Virtual Reality (VR) ist nicht neu. Bereits in den Sechzigerjahren wagten sich die ersten daran, virtuelle Welten technisch umzusetzen. Zu den ersten Versuchen zählt der Sensorama aus 1962. Das mechanische Konstrukt war zwar nicht interaktiv. Aber in einer geschlossenen Kabine konnten Zuschauer einen 3-D-Film mit Wind- und anderen Effekten sehen.

In den Neunzigerjahren wollte Gaming-Gigant Nintendo VR ins Wohnzimmer bringen. Seine Bemühungen resultierten in dem wohl grössten Flop der Unternehmensgeschichte: der Virtual Boy. Die Konsole wurde 1995 in Nordamerika und Japan veröffentlicht. Sie bestand aus einem Headset und einem Controller.

Das Headset war jedoch dermassen sperrig, dass es einen Ständer erforderte. Auch die simple rot-schwarze Grafikleistung war enttäuschend – und verursachte gemäss einigen Nutzern Kopfschmerzen. Nur ein Jahr darauf stampfte Nintendo den Virtual Boy wieder ein.

HTC und Oculus kommen

Nun ist es aber soweit. 2016 soll das Jahr für VR werden – diesmal wirklich. HTC und Oculus lancierten ihre Consumer-Modelle bereits. Sony will im Oktober mit seiner Brille folgen. Das stimmt die Marktforscher optimistisch – trotz Lieferengpässen bei Oculus und HTC.

Die Analysten von Strategy Analytics etwa rechnen mit weltweit 12,8 Millionen ausgelieferten Einheiten in 2016. Damit erreiche der VR-Markt einen Umsatz von 895 Millionen US-Dollar. Head Mounted Displays (HMD) generieren mehr als drei Viertel des Umsatzes. Dabei handelt es sich um Geräte wie HTCs Vive oder Oculus Rift. Also Wearables, die mit einem PC oder einer Konsole gekoppelt werden müssen und über einen integrierten Bildschirm verfügen.

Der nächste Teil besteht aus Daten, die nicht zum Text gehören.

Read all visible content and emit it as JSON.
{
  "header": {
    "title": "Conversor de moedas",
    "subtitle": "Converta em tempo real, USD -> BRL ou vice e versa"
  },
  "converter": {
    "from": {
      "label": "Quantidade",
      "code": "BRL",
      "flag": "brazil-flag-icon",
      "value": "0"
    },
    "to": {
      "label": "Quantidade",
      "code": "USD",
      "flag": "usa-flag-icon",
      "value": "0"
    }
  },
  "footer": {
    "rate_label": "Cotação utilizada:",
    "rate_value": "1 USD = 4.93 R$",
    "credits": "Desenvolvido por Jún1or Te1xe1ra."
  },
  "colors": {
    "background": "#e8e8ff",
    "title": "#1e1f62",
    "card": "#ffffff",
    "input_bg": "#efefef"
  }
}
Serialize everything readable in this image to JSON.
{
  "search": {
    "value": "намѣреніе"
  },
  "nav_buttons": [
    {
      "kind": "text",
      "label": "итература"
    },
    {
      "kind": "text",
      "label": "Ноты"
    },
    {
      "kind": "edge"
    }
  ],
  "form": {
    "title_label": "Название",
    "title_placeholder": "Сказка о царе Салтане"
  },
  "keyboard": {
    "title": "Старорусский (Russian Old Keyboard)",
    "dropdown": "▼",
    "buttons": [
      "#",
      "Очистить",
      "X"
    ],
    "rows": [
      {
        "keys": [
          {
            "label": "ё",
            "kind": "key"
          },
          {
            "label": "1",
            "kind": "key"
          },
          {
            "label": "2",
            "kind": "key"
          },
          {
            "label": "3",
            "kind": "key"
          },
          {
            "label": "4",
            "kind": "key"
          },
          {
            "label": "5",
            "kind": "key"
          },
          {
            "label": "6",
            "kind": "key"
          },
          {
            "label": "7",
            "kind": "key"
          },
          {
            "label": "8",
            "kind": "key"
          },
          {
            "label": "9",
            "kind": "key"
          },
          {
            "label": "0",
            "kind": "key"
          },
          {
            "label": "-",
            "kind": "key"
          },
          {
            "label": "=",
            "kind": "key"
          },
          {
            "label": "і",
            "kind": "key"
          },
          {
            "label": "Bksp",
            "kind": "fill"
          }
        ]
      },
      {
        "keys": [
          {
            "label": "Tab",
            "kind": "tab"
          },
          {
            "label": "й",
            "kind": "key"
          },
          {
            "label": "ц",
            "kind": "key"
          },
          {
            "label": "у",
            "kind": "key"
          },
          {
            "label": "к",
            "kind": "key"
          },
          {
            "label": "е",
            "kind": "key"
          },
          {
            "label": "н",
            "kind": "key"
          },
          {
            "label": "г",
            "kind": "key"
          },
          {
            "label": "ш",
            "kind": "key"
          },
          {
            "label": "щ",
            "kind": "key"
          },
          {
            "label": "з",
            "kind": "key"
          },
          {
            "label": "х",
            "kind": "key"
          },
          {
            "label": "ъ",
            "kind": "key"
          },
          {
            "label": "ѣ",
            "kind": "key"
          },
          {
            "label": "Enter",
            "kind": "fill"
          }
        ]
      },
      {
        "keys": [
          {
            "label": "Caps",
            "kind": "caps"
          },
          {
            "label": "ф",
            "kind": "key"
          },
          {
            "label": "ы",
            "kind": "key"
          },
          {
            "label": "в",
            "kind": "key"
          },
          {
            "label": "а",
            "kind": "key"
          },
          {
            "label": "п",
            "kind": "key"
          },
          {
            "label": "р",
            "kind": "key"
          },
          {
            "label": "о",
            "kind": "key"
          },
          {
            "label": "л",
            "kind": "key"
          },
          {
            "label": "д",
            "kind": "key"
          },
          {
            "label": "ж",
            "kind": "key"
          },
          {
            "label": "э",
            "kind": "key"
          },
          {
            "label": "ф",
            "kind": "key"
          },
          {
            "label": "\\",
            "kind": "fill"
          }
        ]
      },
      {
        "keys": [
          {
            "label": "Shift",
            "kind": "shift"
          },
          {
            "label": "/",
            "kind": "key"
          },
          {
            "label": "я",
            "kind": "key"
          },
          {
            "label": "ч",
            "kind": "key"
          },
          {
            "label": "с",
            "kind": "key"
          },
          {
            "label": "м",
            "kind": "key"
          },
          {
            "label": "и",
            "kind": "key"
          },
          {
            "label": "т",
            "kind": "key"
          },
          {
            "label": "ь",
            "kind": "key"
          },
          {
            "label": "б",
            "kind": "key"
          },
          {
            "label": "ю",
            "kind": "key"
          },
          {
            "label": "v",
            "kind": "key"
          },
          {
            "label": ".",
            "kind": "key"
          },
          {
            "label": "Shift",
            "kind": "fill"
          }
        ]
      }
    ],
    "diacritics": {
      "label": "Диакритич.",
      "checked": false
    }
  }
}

Die Kategorie macht jedoch nur 13 Prozent der Stückzahlen aus – rund 1,7 Millionen Einheiten. Produkte wie Googles Cardboard machen den Rest aus. Diese funktionieren im Tandem mit einem Smartphone, das auch als Display dient.

Etwas optimistischer ist IDC. Das Marktforschungsinstitut geht zwar von weniger Auslieferungen aus – nur 9,6 Millionen weltweit in 2016 über beide Kategorien verteilt. Den Umsatz schätzt IDC jedoch auf 2,3 Milliarden Dollar. Ein Grund dafür ist der höhere Anteil an HMDs. Gemäss IDC sollen 2016 über 2 Millionen derartiger Geräte ausgeliefert werden.

Hersteller hoffen ebenfalls

Ganz optimistisch ist Statista. 2016 soll der Umsatz aus VR-Hardware auf fast 3,3 Milliarden Dollar kommen. Da ist es kein Wunder, dass auch die Hersteller hoffen. Ende April äusserte sich Wang Tsung-ching (汪叢青), Head von HTC Vive China, zum Potenzial der Geräte. Gemäss seiner Einschätzung werde der VR-Markt schon in vier Jahren den Smartphone-Markt überholen, wie chinapost.com ihn zitiert.

HTC arbeitete bei der Entwicklung seiner VR-Brille mit dem Game-Entwickler Valve zusammen. In dieser Ecke – darin sind sich die Marktforscher einig – werde der Löwenanteil des Umsatzes generiert: Videospiele.

Gaming kurbelt VR an – VR kurbelt Gaming an

VR solle auch dem Geschäft mit Gaming-PCs neuen Schwung verleihen, erwartet Trendforce. Die weltweiten Erlöse aus Gaming-PCs und Peripherie-Produkten sollen dieses Jahr gemäss ihrer Prognose auf 24,35 Milliarden Dollar steigen.

Aber ausgerechnet Game-Entwickler schätzen das Potenzial von VR leicht anders ein. Ende März fragte BI Intelligence rund 2000 Entwickler, wann sich VR in Nordamerika durchsetzen werde. Gemäss einem Drittel der Befragten werden dies zwischen 2019 und 2020 etwa 10 Prozent nutzen, berichtet businessinsider.de. Fast genauso viele Befragte gehen jedoch auch davon aus, dass Nordamerika niemals eine Sättigung von 40 Prozent erreichen werde.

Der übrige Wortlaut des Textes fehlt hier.